Aulo le midió con odio. Cautelosamente, relató:
– Hasta ahora, para que a mi mujer no le faltara techo ni a mis hijos pan, bastaba con que mantuviera a raya a esta manada de holgazanes. Pero desde hace algún tiempo, se me ha impuesto otro deber: cerciorarme de que el maestro tallista obtenga todo lo que le plazca. Absolutamente todo. Como si me pide que ponga a su disposición a todos los hombres que tengo para que pueda divertirse tirándolos desde las torres. Ésa fue la frase, literal. La pronunció un canónigo que nunca antes me había dirigido la palabra.Te confesaré un secreto, Bálder. Casi me meo de miedo antes de entrar en su despacho.

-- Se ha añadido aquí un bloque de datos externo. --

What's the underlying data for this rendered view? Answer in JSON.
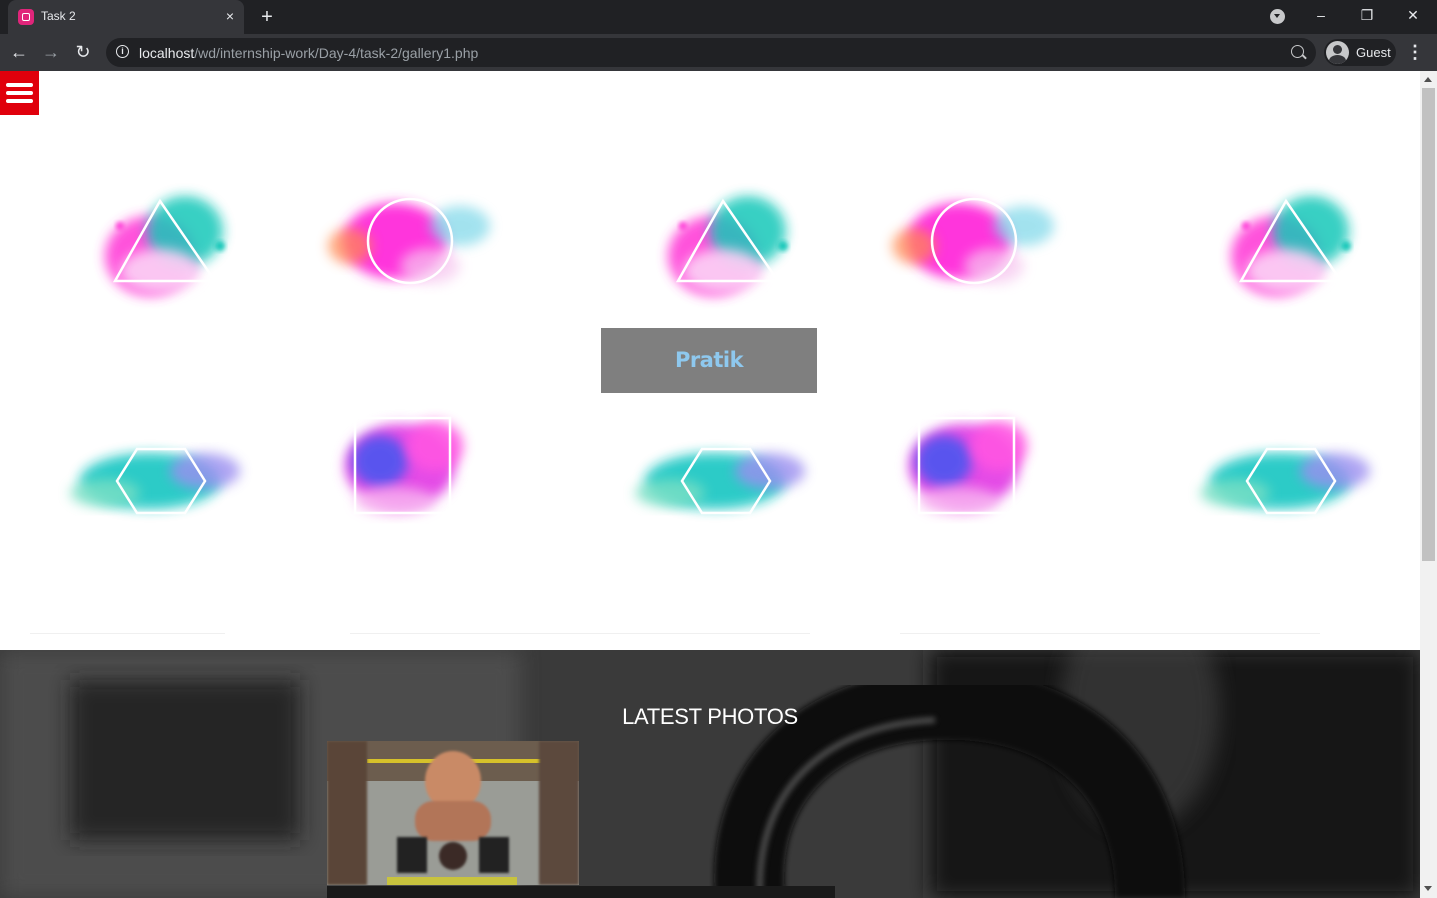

Es verdad que en el pasado he recibido alguna orden similar respecto a algún que otro artista, y que tarde o temprano la orden fue revocada y el artista corrió una suerte que no le envidié. Pero nunca se molestó en comunicármelo un canónigo de tan alto rango y nunca fue tan incondicional.Y sobre todo, nunca se trató de alguien que se hubiera reído de la obra a plena luz del día.Yo no tengo demasiada información, maestro. Actúo por olfato.Y mi olfato me dice que en ti algo apesta a desgracia.
Bálder asimiló despacio el enconado discurso de Aulo. El capataz sorbía su sopa rápidamente, sin perderle ojo.
– ¿Sugieres que debería irme por donde he venido? -interpretó el extranjero.
Aulo se tomó un segundo antes de contestar.
– Sería lo único decente.
– No soy un hombre decente.
– De eso ya me di cuenta hace mucho tiempo.
– No -corrigió Bálder-. Lo fui hasta hace poco. Pero ahora no lo soy. ¿Deseas que te cuente por qué y cómo he dejado de ser decente?
– De eso deseo saber lo menos posible. Dudo que vaya a servirme para nada en ninguna situación en que pueda llegar a encontrarme.
– Es una lástima. A ninguno de los que andan por aquí se lo contaría.Y tú, el único a quien doy la oportunidad, la desaprovechas.
El capataz la emprendió con el segundo plato.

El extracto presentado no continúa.